= Attenuation (brewing) =

Amount of sugar converted to alcohol

In brewing, attenuation refers to the conversion of sugars into alcohol and carbon dioxide by the fermentation process; the greater the attenuation, the more sugar has been converted into alcohol. A more attenuated beer is drier and more alcoholic than a less attenuated beer made from the same wort.

Attenuation can be quantified by comparing the specific gravity — the density of a solution, relative to pure water — of the extract before and after fermentation, quantities termed the original and final gravities. Specific gravity can be measured by buoyancy, with a hydrometer. The higher the specific gravity of a solution, the higher the hydrometer floats.

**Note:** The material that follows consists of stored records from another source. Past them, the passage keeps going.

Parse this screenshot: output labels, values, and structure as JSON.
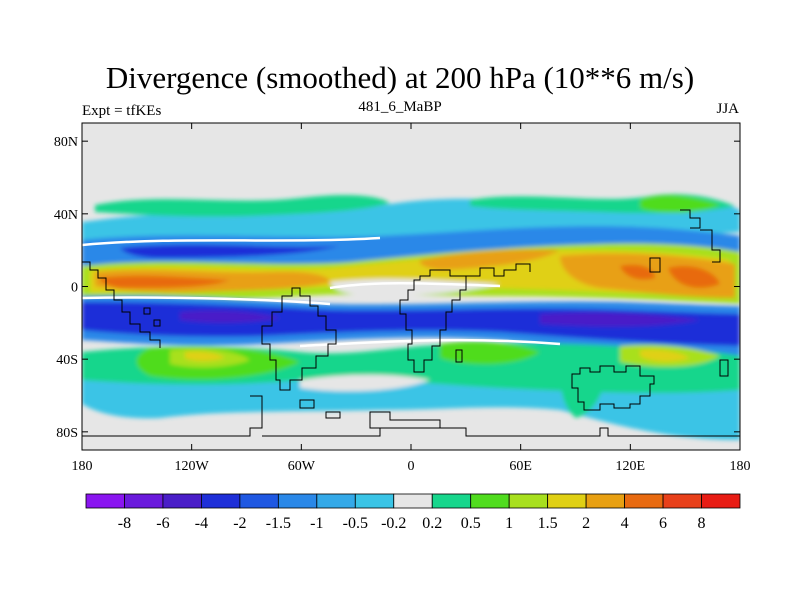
{
  "header": {
    "title": "Divergence (smoothed) at 200 hPa (10**6 m/s)",
    "left_subtitle": "Expt = tfKEs",
    "center_subtitle": "481_6_MaBP",
    "right_subtitle": "JJA"
  },
  "chart_data": {
    "type": "heatmap",
    "title": "Divergence (smoothed) at 200 hPa (10**6 m/s)",
    "x_ticks": [
      "180",
      "120W",
      "60W",
      "0",
      "60E",
      "120E",
      "180"
    ],
    "y_ticks": [
      "80N",
      "40N",
      "0",
      "40S",
      "80S"
    ],
    "xlim": [
      -180,
      180
    ],
    "ylim": [
      -90,
      90
    ],
    "colorbar": {
      "labels": [
        "-8",
        "-6",
        "-4",
        "-2",
        "-1.5",
        "-1",
        "-0.5",
        "-0.2",
        "0.2",
        "0.5",
        "1",
        "1.5",
        "2",
        "4",
        "6",
        "8"
      ],
      "colors": [
        "#8a15f0",
        "#6a1adc",
        "#4a1ec8",
        "#1e2fd8",
        "#1f58e2",
        "#2a88e8",
        "#34a9e8",
        "#3ac4e6",
        "#e6e6e6",
        "#17d68c",
        "#50dc1e",
        "#a8e01e",
        "#e0d014",
        "#e8a012",
        "#e86a10",
        "#e8401a",
        "#e81c14"
      ]
    },
    "bands": [
      {
        "lat_range": [
          30,
          45
        ],
        "description_level": "0.5 to 1.5 (green)"
      },
      {
        "lat_range": [
          10,
          25
        ],
        "description_level": "-0.5 to -2 (blue)"
      },
      {
        "lat_range": [
          -5,
          10
        ],
        "description_level": "1.5 to 6 (yellow/orange/red)"
      },
      {
        "lat_range": [
          -30,
          -10
        ],
        "description_level": "-2 to -8 (blue/purple)"
      },
      {
        "lat_range": [
          -50,
          -35
        ],
        "description_level": "0.5 to 2 (green/yellow)"
      }
    ]
  },
  "colors": {
    "background": "#e6e6e6",
    "coastline": "#000000"
  }
}
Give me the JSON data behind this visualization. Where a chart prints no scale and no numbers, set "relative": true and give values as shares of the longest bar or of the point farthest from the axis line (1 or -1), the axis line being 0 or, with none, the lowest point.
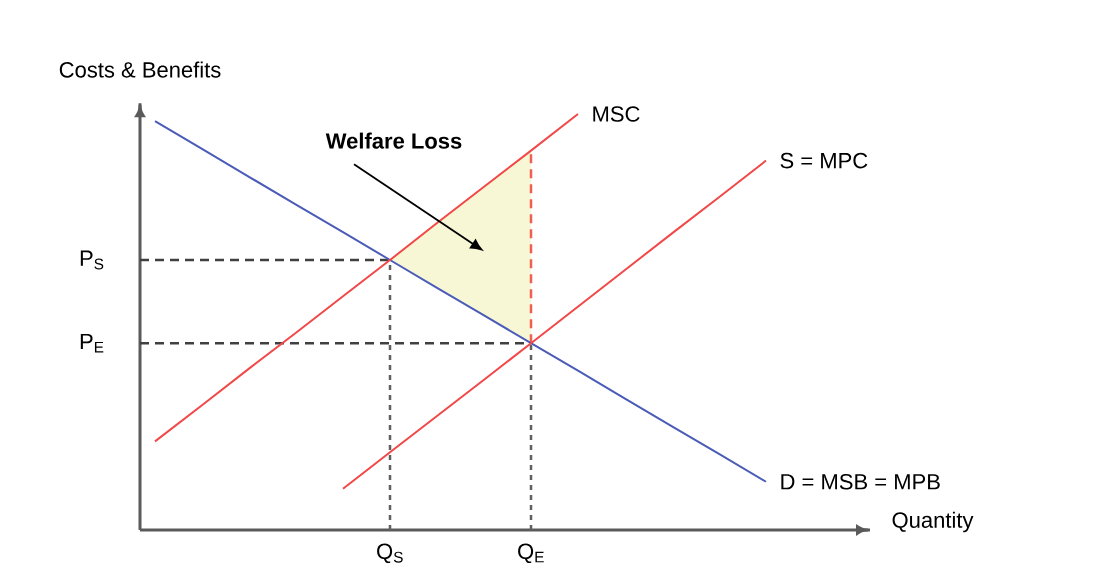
{
  "chart_data": {
    "type": "line",
    "relative": true,
    "xlabel": "Quantity",
    "ylabel": "Costs & Benefits",
    "categories": [
      null,
      null,
      null,
      null,
      null,
      "Q$_{S}$",
      null,
      null,
      "Q$_{E}$",
      null,
      null,
      null,
      null,
      null
    ],
    "series": [
      {
        "type": "area",
        "values": [
          null,
          null,
          null,
          null,
          null,
          0.649,
          0.738,
          0.825,
          0.912,
          null,
          null,
          null,
          null,
          null
        ],
        "color": "#f7f7d6"
      },
      {
        "name": "D = MSB = MPB",
        "values": [
          0.983,
          0.916,
          0.849,
          0.782,
          0.716,
          0.649,
          0.582,
          0.516,
          0.449,
          0.383,
          0.316,
          0.249,
          0.183,
          0.116
        ],
        "color": "#4a5cb8"
      },
      {
        "name": "MSC",
        "values": [
          0.213,
          0.3,
          0.388,
          0.474,
          0.562,
          0.649,
          0.738,
          0.825,
          0.912,
          1.0,
          null,
          null,
          null,
          null
        ],
        "color": "#f24848"
      },
      {
        "name": "S = MPC",
        "values": [
          null,
          null,
          null,
          null,
          0.099,
          0.187,
          0.274,
          0.361,
          0.449,
          0.537,
          0.625,
          0.713,
          0.8,
          0.888
        ],
        "color": "#f24848"
      }
    ],
    "ref_lines": [
      {
        "axis": "y",
        "value": 0.649,
        "label": "P$_{S}$",
        "line_style": "dashed",
        "color": "#404040"
      },
      {
        "axis": "y",
        "value": 0.449,
        "label": "P$_{E}$",
        "line_style": "dashed",
        "color": "#404040"
      },
      {
        "axis": "x",
        "value": "Q$_{S}$",
        "line_style": "dotted",
        "color": "#606060"
      },
      {
        "axis": "x",
        "value": "Q$_{E}$",
        "line_style": "dotted",
        "color": "#606060"
      },
      {
        "axis": "x",
        "value": "Q$_{E}$",
        "line_style": "dashed",
        "color": "#f06050"
      }
    ],
    "annotations": [
      "Welfare Loss"
    ]
  }
}
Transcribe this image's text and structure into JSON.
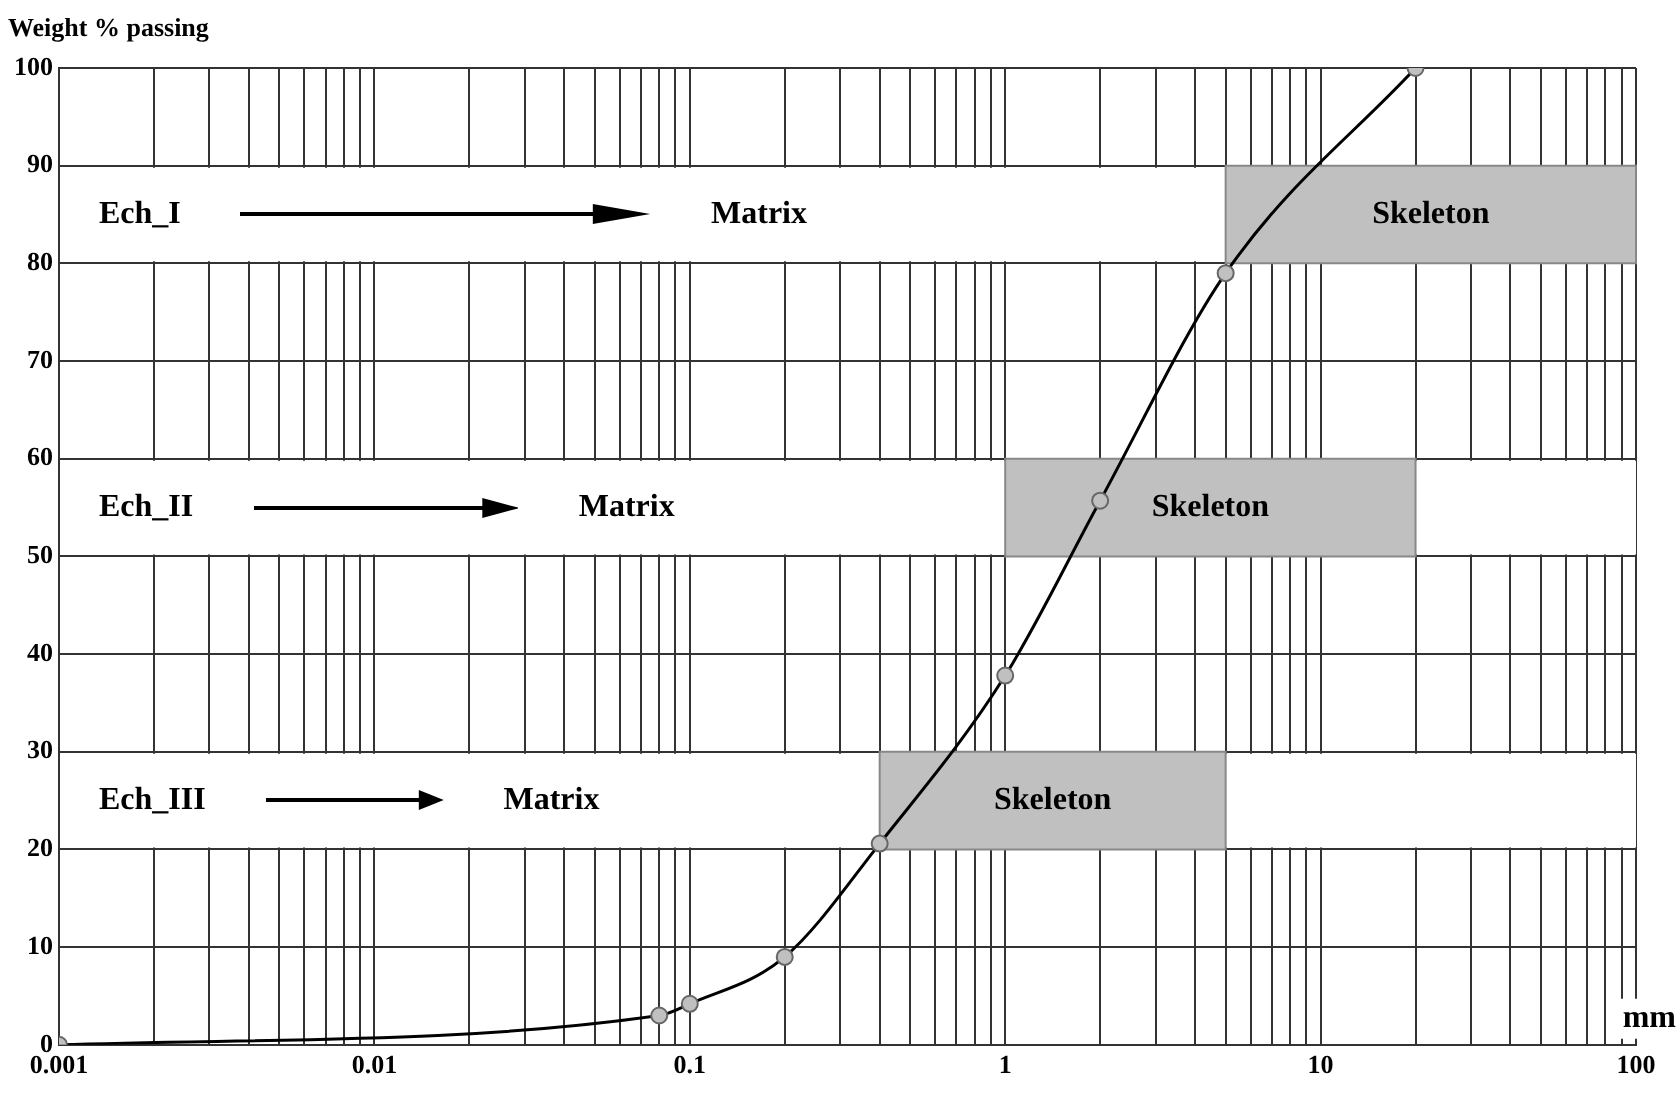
{
  "chart_data": {
    "type": "line",
    "ylabel": "Weight % passing",
    "xlabel": "mm",
    "x": [
      0.001,
      0.08,
      0.1,
      0.2,
      0.4,
      1,
      2,
      5,
      20
    ],
    "series": [
      {
        "color": "#000000",
        "values": [
          0,
          3,
          4.2,
          9,
          20.6,
          37.8,
          55.7,
          79,
          100
        ]
      }
    ],
    "bands": [
      {
        "axis": "y",
        "from": 80,
        "to": 90,
        "label": "Ech_I",
        "color": "#ffffff"
      },
      {
        "axis": "y",
        "from": 50,
        "to": 60,
        "label": "Ech_II",
        "color": "#ffffff"
      },
      {
        "axis": "y",
        "from": 20,
        "to": 30,
        "label": "Ech_III",
        "color": "#ffffff"
      },
      {
        "axis": "x",
        "from": 5,
        "to": 100,
        "label": "Skeleton",
        "color": "#c0c0c0"
      },
      {
        "axis": "x",
        "from": 1,
        "to": 20,
        "label": "Skeleton",
        "color": "#c0c0c0"
      },
      {
        "axis": "x",
        "from": 0.4,
        "to": 5,
        "label": "Skeleton",
        "color": "#c0c0c0"
      }
    ],
    "annotations": [
      "Matrix",
      "Matrix",
      "Matrix"
    ],
    "log": "x",
    "xlim": [
      0.001,
      100
    ],
    "ylim": [
      0,
      100
    ],
    "xticks": [
      0.001,
      {
        "value": 0.002,
        "label": null
      },
      {
        "value": 0.003,
        "label": null
      },
      {
        "value": 0.004,
        "label": null
      },
      {
        "value": 0.005,
        "label": null
      },
      {
        "value": 0.006,
        "label": null
      },
      {
        "value": 0.007,
        "label": null
      },
      {
        "value": 0.008,
        "label": null
      },
      {
        "value": 0.009,
        "label": null
      },
      0.01,
      {
        "value": 0.02,
        "label": null
      },
      {
        "value": 0.03,
        "label": null
      },
      {
        "value": 0.04,
        "label": null
      },
      {
        "value": 0.05,
        "label": null
      },
      {
        "value": 0.06,
        "label": null
      },
      {
        "value": 0.07,
        "label": null
      },
      {
        "value": 0.08,
        "label": null
      },
      {
        "value": 0.09,
        "label": null
      },
      0.1,
      {
        "value": 0.2,
        "label": null
      },
      {
        "value": 0.3,
        "label": null
      },
      {
        "value": 0.4,
        "label": null
      },
      {
        "value": 0.5,
        "label": null
      },
      {
        "value": 0.6,
        "label": null
      },
      {
        "value": 0.7,
        "label": null
      },
      {
        "value": 0.8,
        "label": null
      },
      {
        "value": 0.9,
        "label": null
      },
      1,
      {
        "value": 2,
        "label": null
      },
      {
        "value": 3,
        "label": null
      },
      {
        "value": 4,
        "label": null
      },
      {
        "value": 5,
        "label": null
      },
      {
        "value": 6,
        "label": null
      },
      {
        "value": 7,
        "label": null
      },
      {
        "value": 8,
        "label": null
      },
      {
        "value": 9,
        "label": null
      },
      10,
      {
        "value": 20,
        "label": null
      },
      {
        "value": 30,
        "label": null
      },
      {
        "value": 40,
        "label": null
      },
      {
        "value": 50,
        "label": null
      },
      {
        "value": 60,
        "label": null
      },
      {
        "value": 70,
        "label": null
      },
      {
        "value": 80,
        "label": null
      },
      {
        "value": 90,
        "label": null
      },
      100
    ],
    "yticks": [
      0,
      10,
      20,
      30,
      40,
      50,
      60,
      70,
      80,
      90,
      100
    ],
    "grid": true,
    "legend": false,
    "marker": "circle",
    "line_style": "solid"
  }
}
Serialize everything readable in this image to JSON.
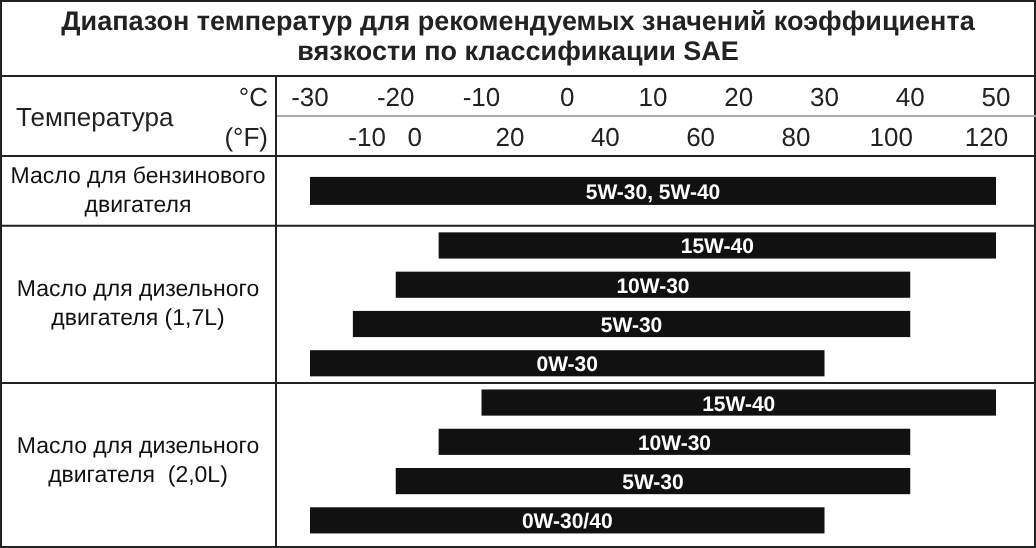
{
  "chart_data": {
    "type": "bar",
    "orientation": "horizontal",
    "title": "Диапазон температур для рекомендуемых значений коэффициента вязкости по классификации SAE",
    "ylabel": "Температура",
    "xlabel": "°C",
    "x2label": "(°F)",
    "categories": [
      "5W-30, 5W-40",
      "15W-40",
      "10W-30",
      "5W-30",
      "0W-30",
      "15W-40",
      "10W-30",
      "5W-30",
      "0W-30/40"
    ],
    "series": [
      {
        "name": "Масло для бензинового двигателя",
        "color": "#111111",
        "base": [
          -30,
          null,
          null,
          null,
          null,
          null,
          null,
          null,
          null
        ],
        "values": [
          80,
          null,
          null,
          null,
          null,
          null,
          null,
          null,
          null
        ]
      },
      {
        "name": "Масло для дизельного двигателя (1,7L)",
        "color": "#111111",
        "base": [
          null,
          -15,
          -20,
          -25,
          -30,
          null,
          null,
          null,
          null
        ],
        "values": [
          null,
          65,
          60,
          65,
          60,
          null,
          null,
          null,
          null
        ]
      },
      {
        "name": "Масло для дизельного двигателя  (2,0L)",
        "color": "#111111",
        "base": [
          null,
          null,
          null,
          null,
          null,
          -10,
          -15,
          -20,
          -30
        ],
        "values": [
          null,
          null,
          null,
          null,
          null,
          60,
          55,
          60,
          60
        ]
      }
    ],
    "xlim": [
      -30,
      50
    ],
    "xticks": [
      -30,
      -20,
      -10,
      0,
      10,
      20,
      30,
      40,
      50
    ],
    "x2lim": [
      -22,
      122
    ],
    "x2ticks": [
      -10,
      0,
      20,
      40,
      60,
      80,
      100,
      120
    ],
    "grid": false
  }
}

Apparent attenuation is calculated using the equation:
$$AA=\frac{OG-FG}{OG-1}$$
where AA is apparent attenuation and OG and FG are the original and final gravities. For example, if a beer's OG is 1.05 and its FG is 1.01, then the apparent attenuation is:
$$\frac{1.05-1.01}{1.05-1}=0.80$$

Because fermentation produces ethanol, which has a lower density than water (gravity of 0.787 at °C ), the apparent attenuation overestimates the actual percentage of sugars consumed. Brewers generally refer to this apparent attenuation when using the word without qualification, although the measurement of real attenuation — the actual percentage of sugar consumed by the yeast — is an important indicator of yeast health and for producing certain styles of beer. A beer which does not attenuate to the expected level in fermentation will have more residual sugar and thus be sweeter and heavier-bodied.